Paul teaches the Colossian Christians that Christ is, “the image of the invisible God….in him all the fullness of God was pleased to dwell.” (1:15, 19)
The story is told of the child who was asked by his mother what it was that he was drawing. “I’m drawing God”, was the innocent answer. “But no-one knows what God looks like” was the grown-up response of the parent, to which the child replied, “Well they do now!”
If we want to know what God is like we just need to look to Jesus, to study his person, his works and his words, because Jesus has, even to us manifested the Father’s name.
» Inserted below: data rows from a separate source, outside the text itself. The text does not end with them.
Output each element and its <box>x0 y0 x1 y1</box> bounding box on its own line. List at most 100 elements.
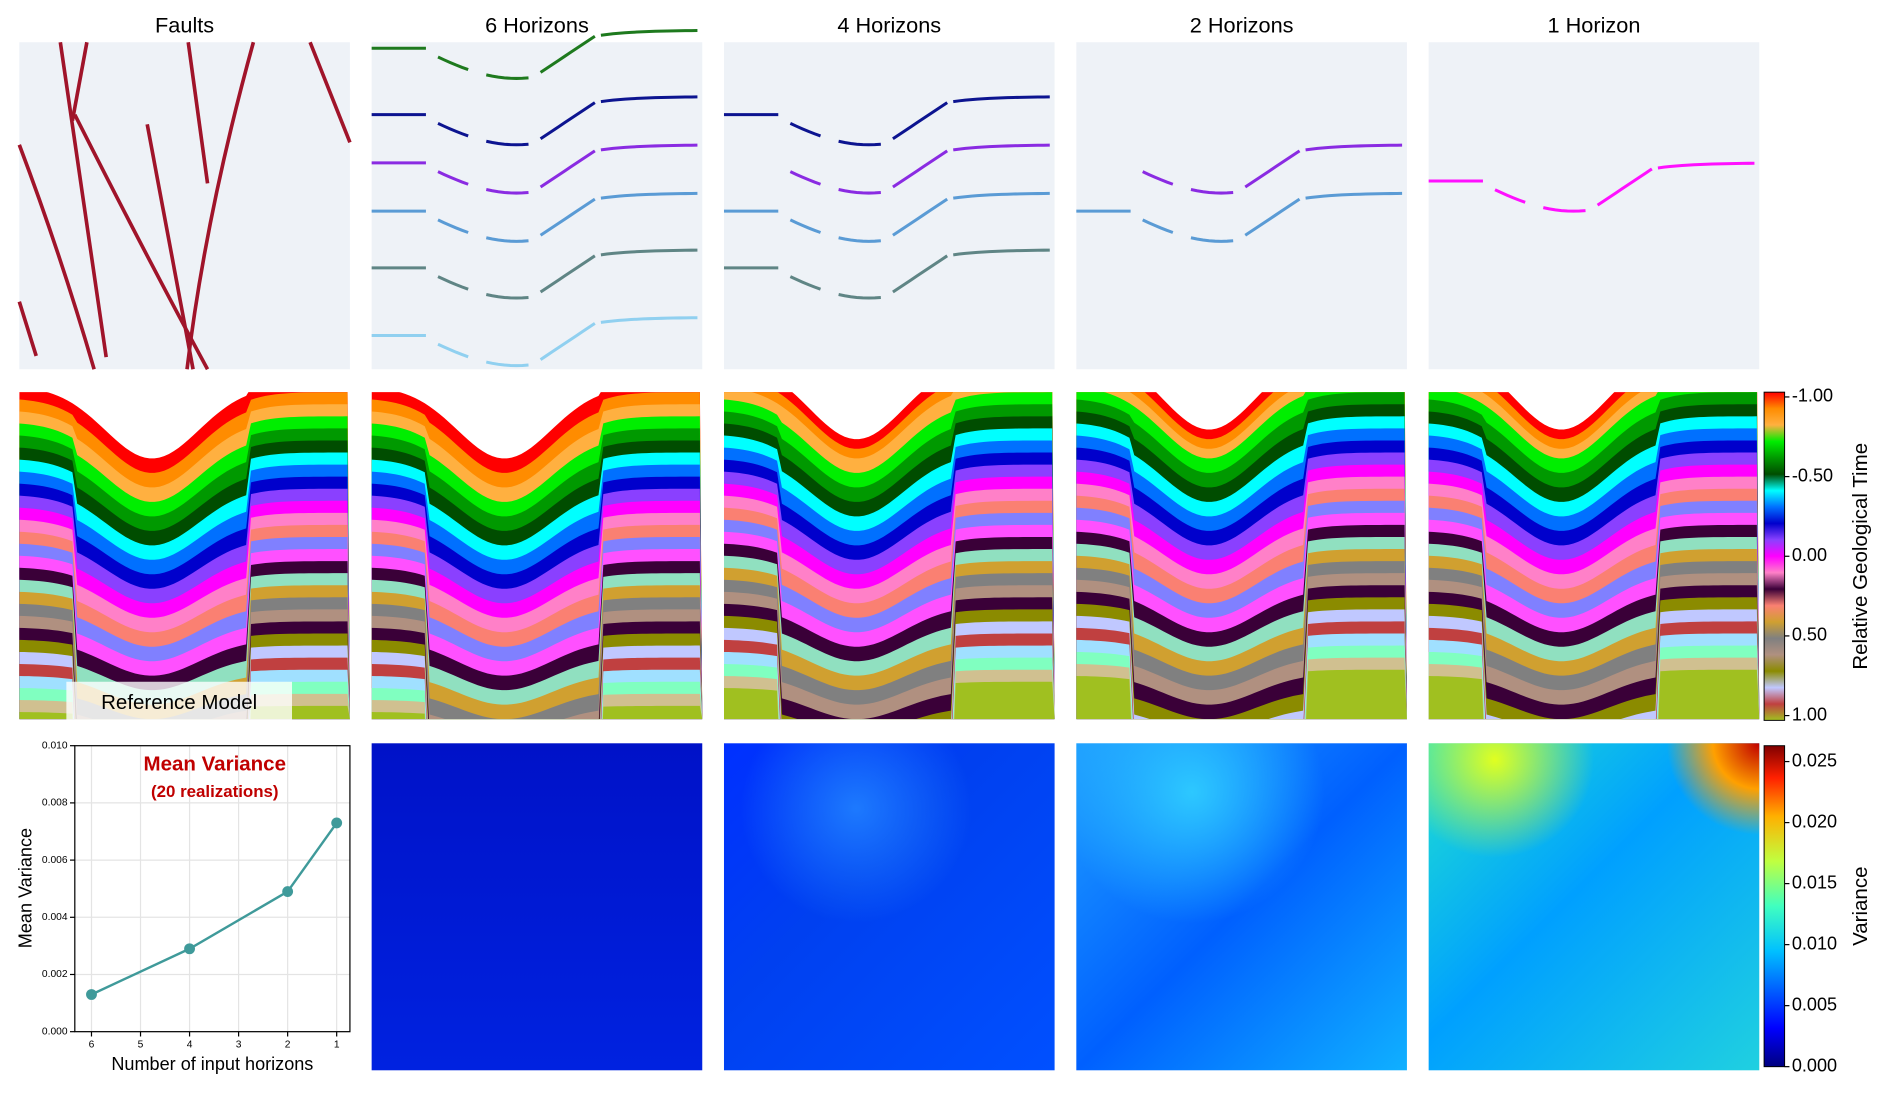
colorbar-tick-label: 0.010 <box>1792 933 1837 953</box>
variance-fill <box>1428 743 1760 1071</box>
horizon-line <box>1305 143 1403 152</box>
horizon-line <box>437 55 469 72</box>
horizon-line <box>1244 149 1301 189</box>
chart-subtitle: (20 realizations) <box>151 782 279 801</box>
horizon-line <box>1190 236 1234 243</box>
panel-bg <box>723 42 1055 370</box>
faults-panel <box>17 41 352 371</box>
horizon-line <box>789 170 822 186</box>
horizon-line <box>600 143 698 152</box>
y-tick-label: 0.008 <box>42 798 68 809</box>
horizon-line <box>485 236 529 243</box>
colorbar <box>1763 391 1786 721</box>
rgt-band <box>723 681 1055 720</box>
y-tick-label: 0.000 <box>42 1026 68 1037</box>
horizon-panel <box>371 29 703 370</box>
horizon-panel <box>1076 42 1407 370</box>
series-line <box>90 822 338 996</box>
horizon-line <box>485 73 529 80</box>
horizon-line <box>838 236 881 243</box>
variance-fill <box>1076 743 1407 1071</box>
panel-bg <box>1076 42 1407 370</box>
x-tick-label: 4 <box>187 1040 193 1051</box>
colorbar-tick-label: -1.00 <box>1792 386 1833 406</box>
colorbar-tick-label: 0.005 <box>1792 994 1837 1014</box>
rgt-panel <box>1428 392 1760 720</box>
horizon-line <box>539 322 596 361</box>
horizon-line <box>437 275 469 291</box>
x-tick-label: 2 <box>285 1040 291 1051</box>
horizon-line <box>953 191 1050 200</box>
horizon-line <box>539 34 596 74</box>
horizon-line <box>437 170 469 186</box>
horizon-line <box>437 218 469 234</box>
column-title: 6 Horizons <box>485 12 589 37</box>
horizon-line <box>953 95 1050 104</box>
horizon-line <box>539 197 596 237</box>
colorbar-tick-label: 1.00 <box>1792 704 1827 724</box>
rgt-panel <box>371 392 703 720</box>
horizon-line <box>1142 170 1174 186</box>
horizon-line <box>1244 197 1301 237</box>
horizon-line <box>1657 161 1755 170</box>
plot-area <box>74 745 350 1032</box>
colorbar <box>1763 745 1786 1068</box>
y-tick-label: 0.006 <box>42 855 68 866</box>
colorbar-tick-label: 0.000 <box>1792 1055 1837 1075</box>
variance-panel <box>723 743 1055 1071</box>
horizon-line <box>600 248 698 257</box>
horizon-line <box>838 293 881 300</box>
x-tick-label: 5 <box>138 1040 144 1051</box>
y-tick-label: 0.010 <box>42 740 68 751</box>
y-tick-label: 0.002 <box>42 969 68 980</box>
horizon-line <box>789 218 822 234</box>
plot-frame <box>74 745 351 1033</box>
x-axis-label: Number of input horizons <box>111 1054 313 1074</box>
colorbar-tick-label: 0.025 <box>1792 750 1837 770</box>
column-title: 1 Horizon <box>1548 12 1641 37</box>
horizon-line <box>838 188 881 195</box>
horizon-line <box>485 139 529 147</box>
column-title: 2 Horizons <box>1190 12 1294 37</box>
horizon-line <box>789 275 822 291</box>
column-title: Faults <box>155 12 214 37</box>
horizon-line <box>437 122 469 138</box>
horizon-panel <box>723 42 1055 370</box>
data-point <box>184 943 195 955</box>
horizon-line <box>838 139 881 147</box>
variance-fill <box>723 743 1055 1071</box>
horizon-line <box>892 197 949 237</box>
horizon-line <box>600 191 698 200</box>
data-point <box>282 886 294 897</box>
colorbar-tick-label: 0.00 <box>1792 545 1827 565</box>
horizon-line <box>1142 218 1174 234</box>
x-tick-label: 3 <box>236 1040 242 1051</box>
colorbar-label: Relative Geological Time <box>1849 443 1872 670</box>
colorbar-tick-label: 0.020 <box>1792 811 1837 831</box>
colorbar-tick-label: 0.015 <box>1792 872 1837 892</box>
horizon-line <box>1494 188 1526 204</box>
horizon-line <box>1542 206 1586 213</box>
variance-panel <box>1076 743 1407 1071</box>
y-axis-label: Mean Variance <box>15 828 35 948</box>
horizon-line <box>953 143 1050 152</box>
label-box <box>66 681 293 721</box>
horizon-line <box>789 122 822 138</box>
horizon-line <box>1596 167 1653 207</box>
horizon-line <box>953 248 1050 257</box>
y-tick-label: 0.004 <box>42 912 68 923</box>
horizon-line <box>600 316 698 324</box>
chart-title: Mean Variance <box>144 752 286 775</box>
panel-bg <box>1428 42 1760 370</box>
colorbar-tick-label: 0.50 <box>1792 625 1827 645</box>
x-tick-label: 6 <box>89 1040 95 1051</box>
rgt-panel <box>1076 392 1407 720</box>
horizon-line <box>600 29 698 37</box>
horizon-line <box>485 360 529 368</box>
horizon-line <box>437 342 469 359</box>
reference-label-top: Reference Model <box>101 691 257 714</box>
horizon-line <box>1305 191 1403 200</box>
rgt-band <box>1428 669 1760 720</box>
But, friends – and we have to be very careful in how we apply this to ourselves – there is a practical lesson for us in all of this, for how are the people of the world to know the truth about the name and person of God unless they see it manifested in us, his people? They are unlikely to read of him in the Scriptures; they cannot physically see Christ; but they can and do see and watch us.
With God’s help, may we also be able to say ‘we have manifested your name‘.